The Asian elephant, often associated with circus acts and piggyback rides at the zoo, faces human impact intertwining with similar threats of the African elephant.
“The tusk has become like a currency and it’s fueling a lot of different [illegal] activities,” Sims said of Africa. “Not just appeasing the consumer market in China, but also driving the purchase of arms for various militant groups.”
Because of those illegal activities, according to Sims, “you see a loss of a kind of traditional relationship in Africa.”
The deterioration of the human-animal relationship has been a tragedy in Africa. In Asia, however, the elephant is a living icon and remains an important “beast of burden” to the economy as well as the people Sims said. But elephants in Asia face their own issues. They are disappearing from the wild because of habitat loss and because “elephants have become a commodity,” Sims explained, and like many commodities, they are being exploited.

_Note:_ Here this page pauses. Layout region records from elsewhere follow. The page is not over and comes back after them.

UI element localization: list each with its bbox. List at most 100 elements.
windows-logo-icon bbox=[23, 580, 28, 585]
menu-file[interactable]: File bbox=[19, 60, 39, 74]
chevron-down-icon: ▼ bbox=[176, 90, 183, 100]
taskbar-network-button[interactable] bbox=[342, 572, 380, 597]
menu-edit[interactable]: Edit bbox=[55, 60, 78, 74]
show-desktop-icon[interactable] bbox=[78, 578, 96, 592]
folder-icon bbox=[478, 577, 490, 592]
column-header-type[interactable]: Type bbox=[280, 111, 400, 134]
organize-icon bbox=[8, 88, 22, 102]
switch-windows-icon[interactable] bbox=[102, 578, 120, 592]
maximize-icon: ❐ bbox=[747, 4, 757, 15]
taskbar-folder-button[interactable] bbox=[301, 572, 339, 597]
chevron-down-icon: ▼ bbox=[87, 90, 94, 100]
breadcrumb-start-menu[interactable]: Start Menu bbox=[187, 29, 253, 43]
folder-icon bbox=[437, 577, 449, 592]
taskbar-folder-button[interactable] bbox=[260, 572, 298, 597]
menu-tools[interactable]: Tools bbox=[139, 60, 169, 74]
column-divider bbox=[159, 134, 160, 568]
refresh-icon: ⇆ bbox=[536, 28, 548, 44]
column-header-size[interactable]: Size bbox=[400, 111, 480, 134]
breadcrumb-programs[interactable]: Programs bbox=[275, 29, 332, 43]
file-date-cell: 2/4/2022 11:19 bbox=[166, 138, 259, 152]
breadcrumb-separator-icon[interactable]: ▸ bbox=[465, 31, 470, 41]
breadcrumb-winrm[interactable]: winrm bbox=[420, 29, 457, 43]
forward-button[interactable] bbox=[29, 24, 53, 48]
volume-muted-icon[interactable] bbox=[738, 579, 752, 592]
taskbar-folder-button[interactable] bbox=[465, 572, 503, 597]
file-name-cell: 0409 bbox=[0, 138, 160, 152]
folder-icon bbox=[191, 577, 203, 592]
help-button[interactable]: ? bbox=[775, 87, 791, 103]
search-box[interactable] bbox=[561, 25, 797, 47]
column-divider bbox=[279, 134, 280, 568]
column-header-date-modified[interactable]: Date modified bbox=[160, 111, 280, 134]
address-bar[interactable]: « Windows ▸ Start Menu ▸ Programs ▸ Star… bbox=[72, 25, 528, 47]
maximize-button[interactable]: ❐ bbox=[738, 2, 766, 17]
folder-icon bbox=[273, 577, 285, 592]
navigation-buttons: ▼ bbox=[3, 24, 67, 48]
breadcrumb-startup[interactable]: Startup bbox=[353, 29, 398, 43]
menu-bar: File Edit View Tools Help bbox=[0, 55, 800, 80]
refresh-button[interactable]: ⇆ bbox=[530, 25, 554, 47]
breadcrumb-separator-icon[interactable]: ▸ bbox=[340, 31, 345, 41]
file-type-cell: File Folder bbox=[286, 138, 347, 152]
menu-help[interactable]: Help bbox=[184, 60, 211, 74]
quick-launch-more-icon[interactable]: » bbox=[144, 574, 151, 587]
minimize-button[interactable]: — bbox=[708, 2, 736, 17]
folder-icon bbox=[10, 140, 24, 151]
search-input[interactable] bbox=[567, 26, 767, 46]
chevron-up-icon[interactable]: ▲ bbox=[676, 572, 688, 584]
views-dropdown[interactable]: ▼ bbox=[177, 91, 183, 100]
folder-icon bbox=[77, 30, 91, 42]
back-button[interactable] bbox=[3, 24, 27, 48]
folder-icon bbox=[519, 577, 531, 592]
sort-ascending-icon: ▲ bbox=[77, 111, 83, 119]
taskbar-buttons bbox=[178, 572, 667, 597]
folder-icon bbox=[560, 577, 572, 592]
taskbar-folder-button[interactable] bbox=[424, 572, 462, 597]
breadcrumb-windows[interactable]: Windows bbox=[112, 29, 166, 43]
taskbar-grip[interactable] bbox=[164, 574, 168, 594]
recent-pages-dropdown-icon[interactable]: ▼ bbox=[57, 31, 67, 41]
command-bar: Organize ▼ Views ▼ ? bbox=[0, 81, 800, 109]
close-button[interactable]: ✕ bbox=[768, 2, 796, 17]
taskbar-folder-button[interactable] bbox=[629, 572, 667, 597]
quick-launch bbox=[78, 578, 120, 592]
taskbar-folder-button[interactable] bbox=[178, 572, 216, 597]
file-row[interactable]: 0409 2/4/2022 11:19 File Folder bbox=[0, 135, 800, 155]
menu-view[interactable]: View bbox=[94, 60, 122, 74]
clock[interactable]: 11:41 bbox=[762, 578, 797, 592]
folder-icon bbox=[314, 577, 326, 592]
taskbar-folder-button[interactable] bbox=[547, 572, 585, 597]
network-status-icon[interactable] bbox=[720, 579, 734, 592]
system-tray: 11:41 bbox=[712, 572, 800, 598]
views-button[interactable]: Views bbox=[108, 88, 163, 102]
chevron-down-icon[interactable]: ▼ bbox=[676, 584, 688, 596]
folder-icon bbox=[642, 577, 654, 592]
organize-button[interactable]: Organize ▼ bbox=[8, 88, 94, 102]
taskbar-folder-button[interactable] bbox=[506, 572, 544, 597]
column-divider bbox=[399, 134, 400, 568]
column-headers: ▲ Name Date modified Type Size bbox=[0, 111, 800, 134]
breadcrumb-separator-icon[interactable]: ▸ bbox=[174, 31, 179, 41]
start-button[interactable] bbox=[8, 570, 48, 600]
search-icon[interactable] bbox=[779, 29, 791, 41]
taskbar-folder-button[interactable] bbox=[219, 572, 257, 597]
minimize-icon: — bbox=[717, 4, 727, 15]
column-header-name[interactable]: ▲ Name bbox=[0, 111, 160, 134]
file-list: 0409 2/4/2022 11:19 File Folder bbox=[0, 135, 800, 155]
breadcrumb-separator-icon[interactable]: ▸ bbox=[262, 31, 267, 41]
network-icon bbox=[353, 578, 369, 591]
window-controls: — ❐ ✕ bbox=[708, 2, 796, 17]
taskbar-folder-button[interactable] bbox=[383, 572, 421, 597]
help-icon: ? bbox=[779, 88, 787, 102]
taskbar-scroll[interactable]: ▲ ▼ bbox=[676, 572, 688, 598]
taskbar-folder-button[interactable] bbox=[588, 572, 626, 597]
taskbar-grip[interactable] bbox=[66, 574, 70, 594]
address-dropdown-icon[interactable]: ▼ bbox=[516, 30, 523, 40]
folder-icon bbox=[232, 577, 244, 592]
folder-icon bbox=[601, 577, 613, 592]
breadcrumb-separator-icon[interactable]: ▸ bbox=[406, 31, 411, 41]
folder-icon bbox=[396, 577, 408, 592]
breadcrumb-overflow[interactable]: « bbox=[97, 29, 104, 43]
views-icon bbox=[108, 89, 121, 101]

Young elephants are being illegally poached from the wild and sold into the tourism trade. Often, the family of the elephant, or its group, is killed because any elephant past six years is too big, dangerous, and hard to train, Sims said. That issue is the backdrop to the documentary that also explores, “a very simple relationship that’s been in this culture for thousands of years,” Sims said. It’s a relationship between a young man and an elephant who are beggars on the street of Thailand.
Right now, Thailand is facing “a collision of worlds between traditional values and modern society.” This collision is explored in her documentary.
“The film will bring a lot to light around these complex issues affecting elephants, not just in Thailand, but around the world,” Sims said. “It is all linked together, especially with the escalation of the ivory trade.”
Aside from the documentary, Sims expounded on the illegal ivory trade occurring in Africa and being exported through places like Thailand. This exportation is possible because Thailand still has a legal ivory trade, and as Sims said, no one can tell the difference between illegal African ivory and legal Asian ivory.
Sims said the consumerism of black market ivory has gotten out of control primarily because the Chinese, who care more about about ivory than elephants, are poaching in Africa.
The modern sentiment in Thailand is overriding its traditional ideals. One day soon, these demands will result in a landscape as empty of elephants as parts of Africa already are.
“I may never see a tiger in the wild, but I want to know that somewhere in the world there is a tiger,” Sims said. “He’s out there doing his tiger thing and living in his tiger world and I don’t need to go and see that tiger. I just need to know that he’s there and he’s okay. That’s the same everywhere, the same with elephants, too. Because we are all in this relationship together.